Is the tasting menu worth it at Gina?
Tasting menu specifics are not confirmed in available data, so check directly when booking. What is confirmed: the kitchen holds a Michelin Plate for 2024 and 2025, operates at €€€, and blends Valle d'Aosta tradition with contemporary Italian cooking — a format that tends to reward a multi-course approach if the option exists.
Does Gina handle dietary restrictions?
No specific dietary policy is confirmed in the venue data. The menu includes both meat-based dishes and more personalised modern Italian plates, which suggests some flexibility, but check the venue's official channels before booking if dietary needs are a deciding factor.
What are alternatives to Gina in Aosta?
Paolo Griffa al Caffè Nazionale is the higher-end option in the city, with stronger fine-dining credentials if formality and prestige matter more. Vecchio Ristoro is the established local choice for traditional Valle d'Aosta cooking. Osteria da Nando sits at a lower price point for a more casual meal.
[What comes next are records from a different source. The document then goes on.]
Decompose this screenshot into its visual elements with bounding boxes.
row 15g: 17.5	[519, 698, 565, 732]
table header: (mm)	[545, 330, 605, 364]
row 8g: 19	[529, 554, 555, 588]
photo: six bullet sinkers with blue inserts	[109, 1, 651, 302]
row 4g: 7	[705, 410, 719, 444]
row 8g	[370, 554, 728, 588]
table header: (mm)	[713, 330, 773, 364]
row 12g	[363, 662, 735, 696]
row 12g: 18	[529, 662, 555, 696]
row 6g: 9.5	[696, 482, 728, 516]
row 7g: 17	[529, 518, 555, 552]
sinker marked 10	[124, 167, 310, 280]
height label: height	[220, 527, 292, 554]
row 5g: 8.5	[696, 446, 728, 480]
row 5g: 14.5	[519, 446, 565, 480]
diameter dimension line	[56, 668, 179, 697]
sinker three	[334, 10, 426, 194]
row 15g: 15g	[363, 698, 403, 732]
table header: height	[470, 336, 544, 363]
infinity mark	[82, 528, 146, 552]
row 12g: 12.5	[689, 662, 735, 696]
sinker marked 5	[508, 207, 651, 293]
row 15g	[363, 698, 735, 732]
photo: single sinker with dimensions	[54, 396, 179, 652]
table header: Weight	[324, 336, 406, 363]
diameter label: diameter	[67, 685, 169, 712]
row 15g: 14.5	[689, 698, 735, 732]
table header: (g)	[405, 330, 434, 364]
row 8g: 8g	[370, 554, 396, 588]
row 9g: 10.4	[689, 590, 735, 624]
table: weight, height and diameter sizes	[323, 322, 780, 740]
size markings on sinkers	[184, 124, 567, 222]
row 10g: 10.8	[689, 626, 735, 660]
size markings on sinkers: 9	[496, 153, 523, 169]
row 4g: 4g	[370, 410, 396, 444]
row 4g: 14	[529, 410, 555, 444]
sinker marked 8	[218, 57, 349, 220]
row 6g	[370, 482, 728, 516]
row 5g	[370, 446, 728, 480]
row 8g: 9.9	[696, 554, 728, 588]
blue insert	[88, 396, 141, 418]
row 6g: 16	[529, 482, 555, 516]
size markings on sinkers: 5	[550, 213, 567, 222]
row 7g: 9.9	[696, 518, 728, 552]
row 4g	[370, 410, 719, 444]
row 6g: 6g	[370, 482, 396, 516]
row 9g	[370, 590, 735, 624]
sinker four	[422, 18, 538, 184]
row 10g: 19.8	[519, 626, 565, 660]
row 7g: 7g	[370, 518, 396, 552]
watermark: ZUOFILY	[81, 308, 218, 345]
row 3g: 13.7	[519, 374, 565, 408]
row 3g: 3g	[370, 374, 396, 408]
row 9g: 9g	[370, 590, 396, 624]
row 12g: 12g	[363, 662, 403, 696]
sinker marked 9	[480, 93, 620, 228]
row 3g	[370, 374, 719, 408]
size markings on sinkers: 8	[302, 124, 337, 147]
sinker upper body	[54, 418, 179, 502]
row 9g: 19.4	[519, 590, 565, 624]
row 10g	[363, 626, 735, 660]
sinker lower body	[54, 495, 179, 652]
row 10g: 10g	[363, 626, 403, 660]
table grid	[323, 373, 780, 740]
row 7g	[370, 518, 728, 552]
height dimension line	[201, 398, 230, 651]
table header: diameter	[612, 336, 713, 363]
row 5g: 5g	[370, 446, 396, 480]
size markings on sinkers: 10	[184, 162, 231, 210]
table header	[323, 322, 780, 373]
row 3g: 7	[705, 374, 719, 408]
Gina is the call when you want Michelin-recognised modern cooking without the formality or the elevated price of the top tier.
Location
Via Croix-de-Ville, 25, 11100 Aosta AO, Italy
Aosta, Italy
Compare Gina
| Venue | Cuisine | Price | Awards | Booking Difficulty |
|---|---|---|---|---|
| Gina | Modern Cuisine | €€€ | Easy | |
| Paolo Griffa al Caffè Nazionale | Italian Seafood, Creative | €€€€ | Michelin 1 Star | Unknown |
| Vecchio Ristoro | Cuisine from the Aosta Valley | €€€€ | Michelin 1 Star | Unknown |
| Osteria da Nando | Cuisine from the Aosta Valley | €€ | Unknown | |
| Stefenelli Desk | Italian Contemporary | €€ | Unknown | |
| Gina casa con cucina | Unknown |
Comparing your options in Aosta for this tier.
Also Consider
- Paolo Griffa al Caffè Nazionale, Italian Seafood, Creative, €€€€
- Vecchio Ristoro, Cuisine from the Aosta Valley, €€€€
- Osteria da Nando, Cuisine from the Aosta Valley, €€
- Stefenelli Desk, Italian Contemporary, €€
- Gina casa con cucina, Notable alternative
At the €€€ tier, Gina sits between Aosta's budget options and its two flagship fine-dining rooms. The gap matters when you are deciding where to spend. Paolo Griffa al Caffè Nazionale and Vecchio Ristoro both operate at €€€€ and deliver a fuller formal production, better suited if the room, the service choreography, and the occasion-framing matter as much as the food itself. Gina's case is the opposite: the cooking quality is the draw, not the ceremony, and the Michelin Plate recognition in both 2024 and 2025 backs that up at a lower price point.
For value-focused diners, Osteria da Nando and Stefenelli Desk operate at €€ and are the right call if budget is the primary constraint. Osteria da Nando covers traditional Valle d'Aosta cuisine at lower spend; Stefenelli Desk takes a contemporary Italian direction at the same tier. Neither carries the same Michelin-recognised standard as Gina, which makes the €€€ spend at Gina the more defensible choice for anyone who prioritises culinary quality over price minimisation.
Also worth noting: Gina casa con cucina is a separate Aosta address that may cause confusion when booking, confirm you have the right venue before reserving. For the full comparison across Aosta's restaurant market, see our full Aosta restaurants guide.